Out of morbid curiosity, I swiped my thumb across the screen to read the message then swiping my thumb below my eye for any tears. None were there.

_But on the inside, I'd be dying because my best friend had died, and piece of me had died with her. I'd be broken and I can only imagine the rage. I'm already mad at the world, Tess; you know that. The question of, "Why her?" would be a constant. So, I'd be forced into anger management and other various therapies to try and push along the process of forgetting you by my parents. But I wouldn't want to go because I wouldn't want to forget you._

I smiled faintly. That was my Will, the one who created suspense and didn't care about the outcome as long as it was poetic and dramatic.

_I hate you, you know that, Will? But with me, if you died, I probably keel over or something from lack of drama_. I had to admit, that was half serious. I couldn't imagine living without Will.

That was when he started to freak out. Panic, almost. _If I die, you're not allowed to die, Tessa. You have to go make something of yourself. Write a book, or become a dancer like you said you wanted to. Just do SOMETHING. Live for me._

I rolled my eyes, even if he couldn't see it._ Whatever. This is such a sad topic._

He responded again as if he hadn't seen anything._ Tessa, you're not going to see your loved ones if you die when you're 14 or 15. You're not gonna see them waiting for you. And I want to be there to take you away if I die, Tess. Okay? So no dying until you're 90 or something._

I laughed. _You're weird. But okay, fine. I, Theresa Gray, promise not to die until 90 or something. Happy?_

_Yes_.

It was only a year later that Will was diagnosed with leukemia. I always had this thought that Will knew what was going to happen. He always had this intuition that I could never understand.

* * *

I'm not going to discuss how William Owen Herondale, a boy who loved life, withered away. It's not how you should remember someone, at their worst. Rather, at their most jovial, happiest times. Like when Will, Jem—one of our friends who we were both very close with, though I was always closer to Will—and I went to the ocean, a common thing for us since we lived in sunny California.

That time was different somehow. I think it was because it was one of the last times we went to the beach, two weeks or so before Will was diagnosed. We'd gone; we'd body-boarded; and we'd laughed at the teenage girls that stared unabashedly at both Jem and Will. It was simple and wondrous.

The sun had shone brightly, sparkling off the blue water. The sand wasn't exactly white, like Florida beaches, but it was still amazing, sinking our toes into sand and inhaling the smell of salt.

"Hey, Will?" I called. I was fourteen at the time, a year younger than both Will and Jem.

"What?" He asked, shaking his dark hair free of the salty water. It was already stiffening into spikes.
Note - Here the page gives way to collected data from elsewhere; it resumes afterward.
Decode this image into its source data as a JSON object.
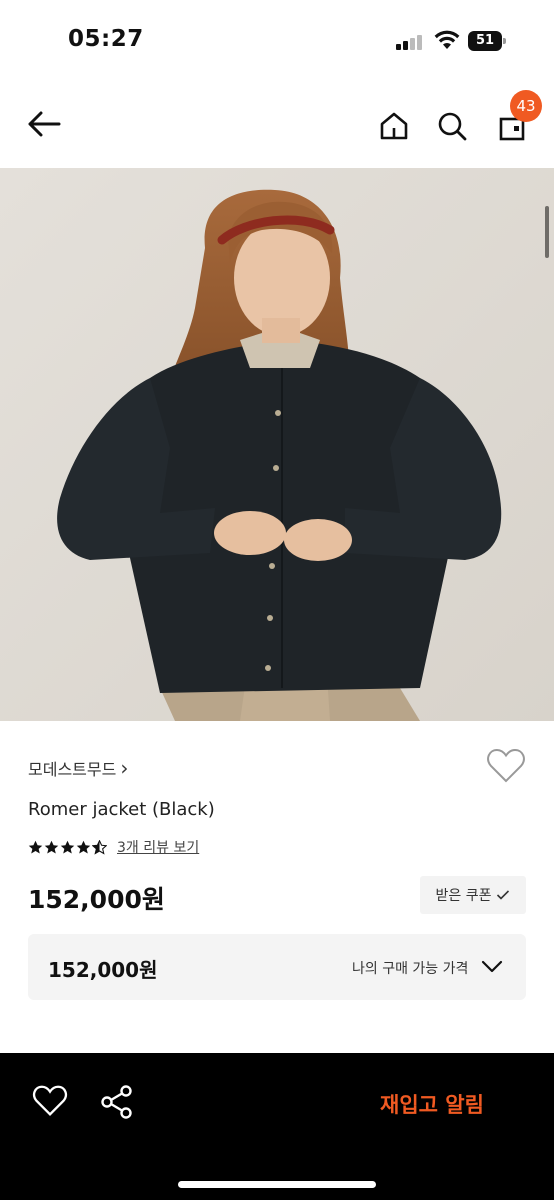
{
  "status_bar": {
    "time": "05:27",
    "battery": "51"
  },
  "nav": {
    "back_icon": "arrow-left-icon",
    "home_icon": "home-icon",
    "search_icon": "search-icon",
    "cart_icon": "shopping-bag-icon",
    "cart_count": "43"
  },
  "product": {
    "image_alt": "product-photo",
    "brand": "모데스트무드",
    "brand_chevron": "›",
    "name": "Romer jacket (Black)",
    "rating": 4.5,
    "review_link": "3개 리뷰 보기",
    "price": "152,000원",
    "coupon_label": "받은 쿠폰",
    "my_price": "152,000원",
    "my_price_label": "나의 구매 가능 가격"
  },
  "bottom_bar": {
    "restock_label": "재입고 알림"
  },
  "colors": {
    "accent": "#f05a22",
    "bottom_bar": "#000000",
    "panel": "#f4f4f4"
  }
}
"What do you fear?" I asked, remembering something from a book I read.

Will was silent for a while, just soaking up the sun. Then he spoke: "I fear ducks,"

I laughed, the kind that makes you roll on your side and giggle hysterically. I regained my composure. "Like seriously. Something that sends tremors up your spine."

The smile that had been on Will's face from my laughing eased off as he thought, a crinkle appearing between his eyebrows. "I fear dying."

I opened my mouth to say, _"Everyone's scared of that."_ Will's blue eyes snapped to me, and I shut my mouth under the intensity. "I fear what people will become if I die."

I hadn't known what to say to that. There were two William's, I'd learned over the years. There was the image, the one that most girl's fell in love with, and it was arrogant, spiteful, and sometimes Will forgot which Will he was.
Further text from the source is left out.